En 2006, l’once d’or connaît une nouvelle envolée : alors qu’il cotait à peine 450$ à la fin de l’année 2005, le métal jaune dépasse les 700 dollars à la bourse de New York. Il n’est plus possible pour les joailliers de gagner en poids d’or qui parfois ne constitue plus que 5% du bijou ! Et cependant marques et joailliers traditionnels ne sont pas encore prêts à utiliser du 9 carats qui, selon eux, désacralise le métal jaune. Contrairement à la Grande-Bretagne ou aux États-Unis, la France méprise cet or contenant une moindre proportion de métal jaune (35% g contre 75g pour le 18 carats).
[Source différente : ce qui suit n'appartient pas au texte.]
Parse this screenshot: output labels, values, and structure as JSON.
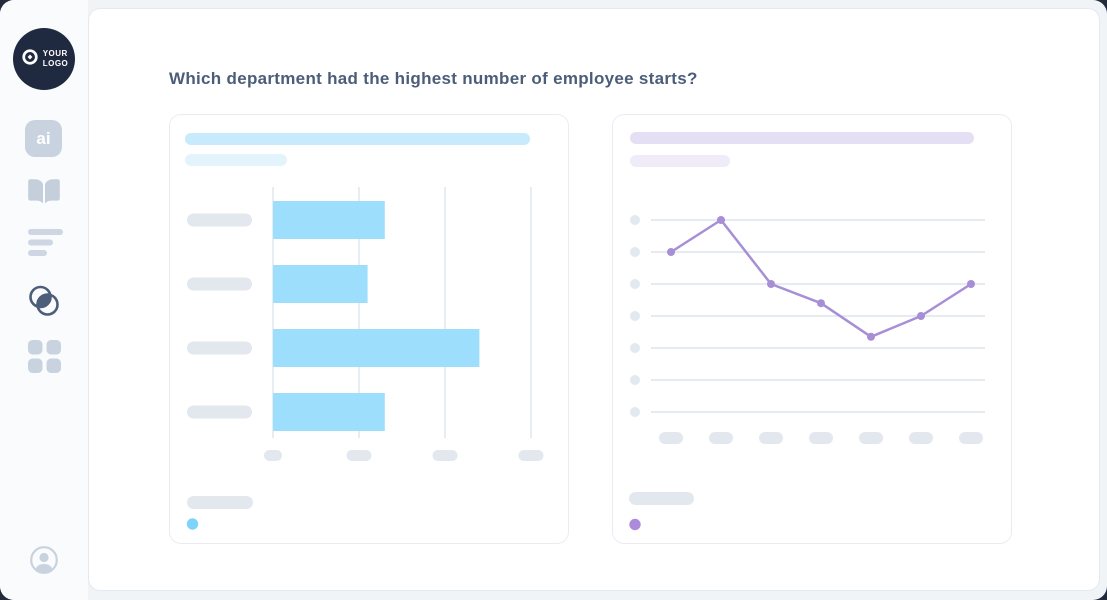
{
  "page": {
    "title": "Which department had the highest number of employee starts?",
    "title_color": "#4C5D79"
  },
  "sidebar": {
    "logo": {
      "text_line1": "YOUR",
      "text_line2": "LOGO",
      "background": "#1F2A40"
    },
    "items": [
      {
        "icon": "ai-badge-icon",
        "label": "ai",
        "active": false
      },
      {
        "icon": "open-book-icon",
        "active": false
      },
      {
        "icon": "text-lines-icon",
        "active": false
      },
      {
        "icon": "venn-diagram-icon",
        "active": true
      },
      {
        "icon": "grid-icon",
        "active": false
      }
    ],
    "footer_icon": "user-avatar-icon",
    "icon_color_muted": "#C8D2DF",
    "icon_color_active": "#4C5E79"
  },
  "cards": [
    {
      "name": "bar-chart-card",
      "title_is_placeholder_pill": true,
      "subtitle_is_placeholder_pill": true,
      "legend_label_is_placeholder_pill": true
    },
    {
      "name": "line-chart-card",
      "title_is_placeholder_pill": true,
      "subtitle_is_placeholder_pill": true,
      "legend_label_is_placeholder_pill": true
    }
  ],
  "chart_data": [
    {
      "type": "bar",
      "orientation": "horizontal",
      "title": "",
      "categories": [
        "",
        "",
        "",
        ""
      ],
      "values": [
        1.3,
        1.1,
        2.4,
        1.3
      ],
      "xlim": [
        0,
        3
      ],
      "x_gridlines": [
        0,
        1,
        2,
        3
      ],
      "grid": true,
      "labels_redacted_as_pills": true,
      "bar_color": "#9DDEFC",
      "gridline_color": "#E8EDF3",
      "placeholder_pill_color": "#E3E8EF",
      "legend_marker_color": "#7ED3F9",
      "legend_position": "bottom-left"
    },
    {
      "type": "line",
      "title": "",
      "x": [
        1,
        2,
        3,
        4,
        5,
        6,
        7
      ],
      "values": [
        5.0,
        6.0,
        4.0,
        3.4,
        2.35,
        3.0,
        4.0
      ],
      "ylim": [
        0,
        6
      ],
      "y_gridlines": [
        0,
        1,
        2,
        3,
        4,
        5,
        6
      ],
      "grid": true,
      "labels_redacted_as_pills": true,
      "line_color": "#A78FD6",
      "marker": "circle",
      "gridline_color": "#D7DFE9",
      "axis_dot_color": "#E3E9F0",
      "placeholder_pill_color": "#E3E8EF",
      "legend_marker_color": "#AC8CDA",
      "legend_position": "bottom-left"
    }
  ]
}
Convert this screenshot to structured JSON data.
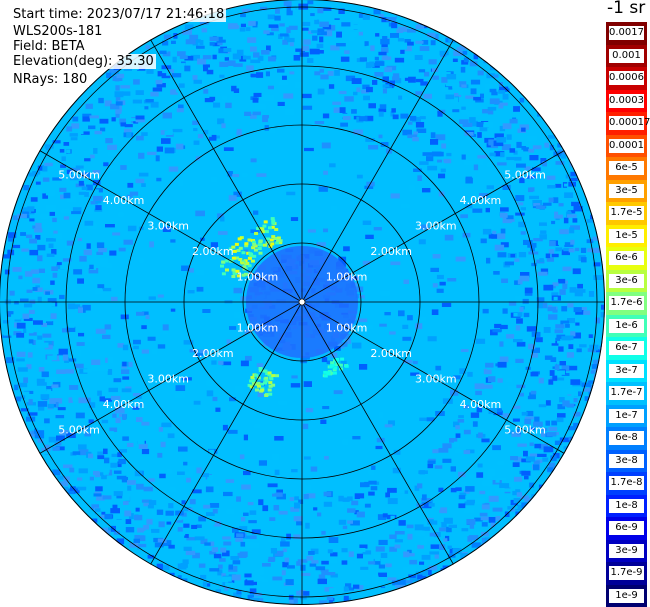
{
  "header": {
    "start_time": "Start time: 2023/07/17 21:46:18",
    "instrument": "WLS200s-181",
    "field": "Field: BETA",
    "elevation": "Elevation(deg): 35.30",
    "nrays": "NRays: 180"
  },
  "ppi": {
    "range_rings_km": [
      1.0,
      2.0,
      3.0,
      4.0,
      5.0
    ],
    "ring_labels": [
      "1.00km",
      "2.00km",
      "3.00km",
      "4.00km",
      "5.00km"
    ],
    "spoke_step_deg": 30,
    "background_color": "#00bfff",
    "ring_color": "#000000"
  },
  "colorbar": {
    "unit": "-1 sr",
    "labels": [
      "0.0017",
      "0.001",
      "0.0006",
      "0.0003",
      "0.00017",
      "0.0001",
      "6e-5",
      "3e-5",
      "1.7e-5",
      "1e-5",
      "6e-6",
      "3e-6",
      "1.7e-6",
      "1e-6",
      "6e-7",
      "3e-7",
      "1.7e-7",
      "1e-7",
      "6e-8",
      "3e-8",
      "1.7e-8",
      "1e-8",
      "6e-9",
      "3e-9",
      "1.7e-9",
      "1e-9"
    ],
    "colors": [
      "#800000",
      "#a00000",
      "#c80000",
      "#ff0000",
      "#ff2000",
      "#ff5000",
      "#ff7800",
      "#ffa000",
      "#ffc800",
      "#ffee00",
      "#e8ff10",
      "#b8ff40",
      "#80ff80",
      "#40ffb8",
      "#10ffe8",
      "#00e0ff",
      "#00c0ff",
      "#00a0ff",
      "#0080ff",
      "#0060ff",
      "#0040ff",
      "#0020ff",
      "#0000e8",
      "#0000c0",
      "#000098",
      "#000070"
    ]
  }
}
On assiste alors à une nouvelle chute des ventes de 30% et à l’émergence du bijou en argent et du bijou fantaisie.

 

L’avènement du 9 carats

Entre 2000 et aujourd’hui, le cours de l’or a été multiplié par 5. Le bijou tout or (comme l’alliance, la chevalière ou la médaille) est devenu un luxe car la matière compte pour 80-90% dans son prix. Comme le consommateur préfère les acheter chez des marques reconnues (Cartier, Van Cleef ou encore Boucheron), les créateurs confidentiels se sont trouvés pénalisés. En plus, leur trésorerie ne leur permettait pas d’investir dans d’énormes quantités de ce métal précieux. Ils ont alors innové en utilisant le 14 carats ou le 9 carats qui permettent des prix acceptables. Ils se sont rués aussi sur d’autres matériaux alternatifs comme le vermeil (de l’argent plaqué or) et  du bronze, du laiton, de l’acier plaqué or (57 % des ventes de modèles en or en 2017, contre 43 % pour l’or 18 carats).

 

Un bijou en or à moins de 1 000 euros

Aujourd’hui grâce à cela, il existe un choix infini de nouveaux bijoux « en or » à différents niveaux de prix. Cela va de l’or pur (22 ou 24 carats le nec plus ultra) chez Marie-Hélène de Taillac au bronze doré à l’or fin de Dear Charlotte (130 euros la manchette) en passant par l’or 14 carats chez Atelier Paulin ou 18 carats, le plus utilisé. Il y a du bronze plaqué or chez Annelise Michelson où les prix oscillent entre 375 euros et 1 750 euros pour un spectaculaire choker, du vermeil chez Charlotte Chesnais avec des boucles d’oreilles-sculptures à 750 euros, des bagues à 500 euros. Chez Pascale Monvoisin, une pionnière dont le succès est phénoménal, le 9 carats est roi avec pléthore de bijoux qui n’excèdent jamais les 1 000 euros.

 

Heureusement que cette diversité existe car depuis un an le cours a encore augmenté de 30%… Reste à savoir comment la crise du coronavirus, va faire évoluer la donne.